Pakistan Arrests 20 Mumbai Suspects, Won't Extradite to India
Zaki-ur-Rehman Lakhvi speaks during a rally |
Pakistan will not hand over to India captured terror suspects believed to be responsible for last month's deadly attacks on Mumbai, Pakistan's foreign minister said Tuesday, insisting the nation will try militants under its own laws.
Pakistan intensified its crackdown on the militant group suspected in the Mumbai attacks by arresting 20 more people Tuesday.
A senior Pakistani security official said troops raided at least five more offices of militant group Lashkar-e-Taiba in Pakistan's portion of the disputed region of Kashmir in the past 24 hours.
Security forces were acting on information gleaned from Zaki-ur-Rehman Lakhvi, an alleged mastermind of the attacks who was picked up in the same region on Sunday.
"The arrests are being made for our own investigations," said Islamabad's Foreign Minister Shah Mehmood Qureshi told Sky News. "Even if allegations are proved against any suspect, he will not be handed over to India.
"We will proceed against those arrested under Pakistani laws," Qureshi said.
The official said none of the latest 20 people detained were among those named by India in connection with the Mumbai carnage.
A Lashkar-e-Taiba official confirmed that there had been more raids on their offices, but declined to elaborate.
India has said all 10 gunmen came from Pakistan and handed Islamabad a list of 20 terror suspects, with demands for their arrest and extradition.
The move comes after security forces overran a militant camp on the outskirts of Pakistani Kashmir's main city and reportedly seized the mastermind of the attacks, two officials said Monday.
The raid was Pakistan's first known response to U.S. and Indian demands for the arrest of the perpetrators of the Mumbai attacks, which have sharply raised tensions between South Asia's two nuclear-armed powers.
Backed by a helicopter, the troops grabbed Zaki-ur-Rehman Lakhvi among at least 12 people taken Sunday in the raid on the riverbank camp run by the banned group Laskhar-e-Taiba in Pakistani Kashmir, the officials said. There was a brief clash in the camp near Muzaffarabad before the militants were subdued, the officials said.
The U.S. State Department, however, could not confirm that Lakhvi was captured.

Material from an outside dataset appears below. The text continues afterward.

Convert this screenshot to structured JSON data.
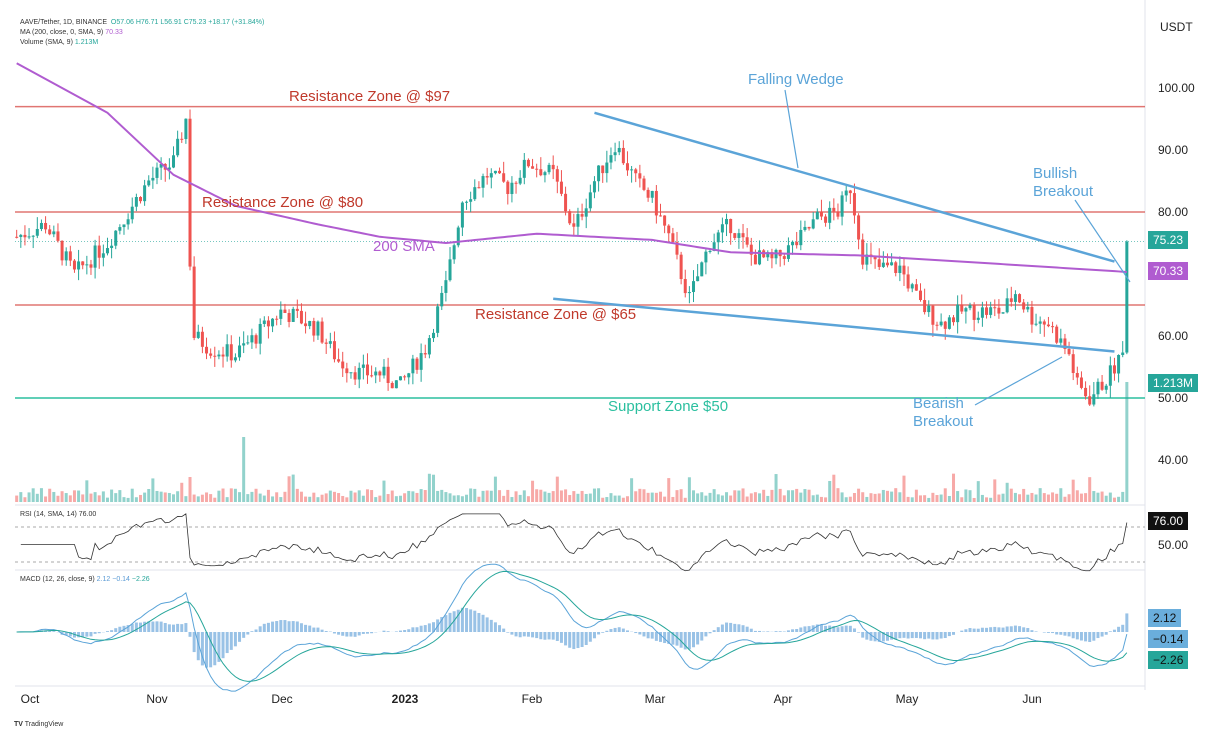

The officials — one from the intelligence agencies and one from a government agency — spoke on condition of anonymity because they were not authorized to speak to the media.
Indian officials say the sole Mumbai attacker captured alive has told them that Lakhvi recruited him for the mission and that Lakhvi and another militant, Yusuf Muzammil, planned the operation. The three-day siege of India's commercial capital left 171 people dead.
Analysts say Lashkar-e-Taiba was created with the help of Pakistan's intelligence agencies in the 1980s to act as a proxy fighting force in Indian Kashmir.
The United States says the group has links to Al Qaeda. In May, the U.S. Department of the Treasury alleged that Lakhvi directed Laskhar-e-Taiba operations in Chechnya, Bosnia and Southeast Asia. In 2004, he allegedly sent operatives and funds to attack U.S. forces in Iraq, it said.